Calcineurin inhibitor induces pain hypersensitivity by potentiating pre‐ and postsynaptic NMDA receptor activity in spinal cords

• Published in: The Journal of physiology Vol. 592; no. 1; pp. 215 - 227
• Main Authors: Chen, Shao‐Rui, Hu, Yi‐Min, Chen, Hong, Pan, Hui‐Lin
• Format: Journal Article
• Language: English
• Published: Oxford, UK Blackwell Publishing Ltd 01.01.2014; Wiley Subscription Services, Inc
• Subjects: Animals; Calcineurin - metabolism; Calcineurin Inhibitors; Excitatory Postsynaptic Potentials; Hyperalgesia - chemically induced; Hyperalgesia - metabolism; Male; Memantine - pharmacology; Miniature Postsynaptic Potentials; Neuroscience: Neurobiology of Disease; Nociception; Pain; Posterior Horn Cells - metabolism; Posterior Horn Cells - physiology; Rats; Rats, Sprague-Dawley; Receptors, N-Methyl-D-Aspartate - antagonists & inhibitors; Receptors, N-Methyl-D-Aspartate - metabolism; Rodents; Spinal cord; Synapses - metabolism; Synapses - physiology; Tacrolimus - pharmacology
• ISSN: 0022-3751; 1469-7793
• DOI: 10.1113/jphysiol.2013.263814

Key points •  We developed an animal model to study the mechanisms underlying the pain syndrome commonly seen in organ transplant patients receiving calcineurin inhibitors. •  Systemic treatment with the calcineurin inhibitor induces long‐lasting pain hypersensitivity and increases glutamate receptor activity in the spinal cord. •  Blocking glutamate receptor activity at the spinal cord level effectively reduces pain hypersensitivity induced by the calcineurin inhibitor. •  This information advances our understanding of the molecular basis of pain caused by calcineurin inhibitors and identifies new strategies for treating such pain syndrome in transplant patients.   Calcineurin inhibitors, such as cyclosporin A and tacrolimus (FK506), have played a pivotal role in the preservation of allograft function.
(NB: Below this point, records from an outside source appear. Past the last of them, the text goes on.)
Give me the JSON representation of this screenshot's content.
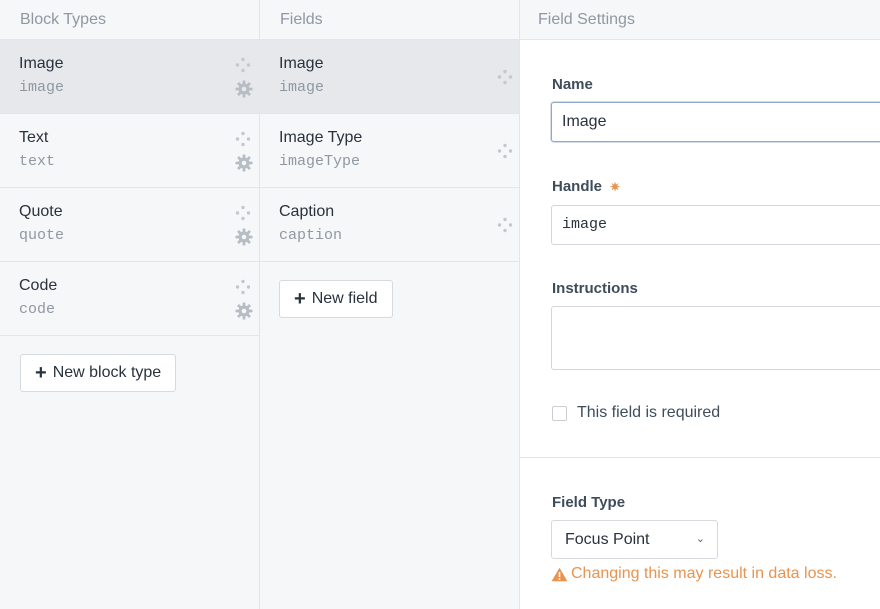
{
  "block_types": {
    "header": "Block Types",
    "items": [
      {
        "name": "Image",
        "handle": "image"
      },
      {
        "name": "Text",
        "handle": "text"
      },
      {
        "name": "Quote",
        "handle": "quote"
      },
      {
        "name": "Code",
        "handle": "code"
      }
    ],
    "new_button": "New block type"
  },
  "fields": {
    "header": "Fields",
    "items": [
      {
        "name": "Image",
        "handle": "image"
      },
      {
        "name": "Image Type",
        "handle": "imageType"
      },
      {
        "name": "Caption",
        "handle": "caption"
      }
    ],
    "new_button": "New field"
  },
  "field_settings": {
    "header": "Field Settings",
    "name_label": "Name",
    "name_value": "Image",
    "handle_label": "Handle",
    "handle_value": "image",
    "instructions_label": "Instructions",
    "instructions_value": "",
    "required_label": "This field is required",
    "field_type_label": "Field Type",
    "field_type_value": "Focus Point",
    "warning": "Changing this may result in data loss."
  },
  "colors": {
    "warning": "#e8934f",
    "selected_row": "#e6e8eb",
    "panel_bg": "#f6f7f8"
  }
}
However, these drugs can cause unexplained severe pain in patients, often referred to as calcineurin inhibitor‐induced pain syndrome (CIPS). Although calcineurin can regulate NMDA receptor (NMDAR) activity, the causal relationship between spinal synaptic plasticity and CIPS remains unknown. In this study, we showed that systemic administration of FK506 (1.5 mg kg−1 day−1) for 7 days in rats led to long‐lasting nociceptive and mechanical hypersensitivity. Whole‐cell patch‐clamp recordings in spinal cord slices revealed that FK506 treatment caused a large increase in the amplitude of NMDAR‐mediated excitatory postsynaptic currents (EPSCs) of dorsal horn neurons evoked by dorsal root stimulation. The amplitude of NMDAR currents elicited by puff NMDA application to dorsal horn neurons was also significantly greater in FK506‐treated than in vehicle‐treated rats. The frequency of spontaneous and miniature EPSCs in most dorsal horn neurons was profoundly increased in FK506‐treated rats and was reduced by blocking NMDARs. Furthermore, blocking GluN2A or GluN2B subunits similarly reduced the amplitude of evoked EPSCs and the frequency of miniature EPSCs in dorsal horn neurons of FK506‐treated rats. In addition, intrathecal injection of an NMDAR antagonist or systemic administration of memantine effectively reversed nociceptive and mechanical hypersensitivity in FK506‐treated rats. Our findings indicate that calcineurin inhibition increases glutamate‐mediated nociceptive input by potentiating presynaptic and postsynaptic NMDAR activity in spinal cords. NMDAR antagonists may represent a new therapeutic option for the treatment of CIPS.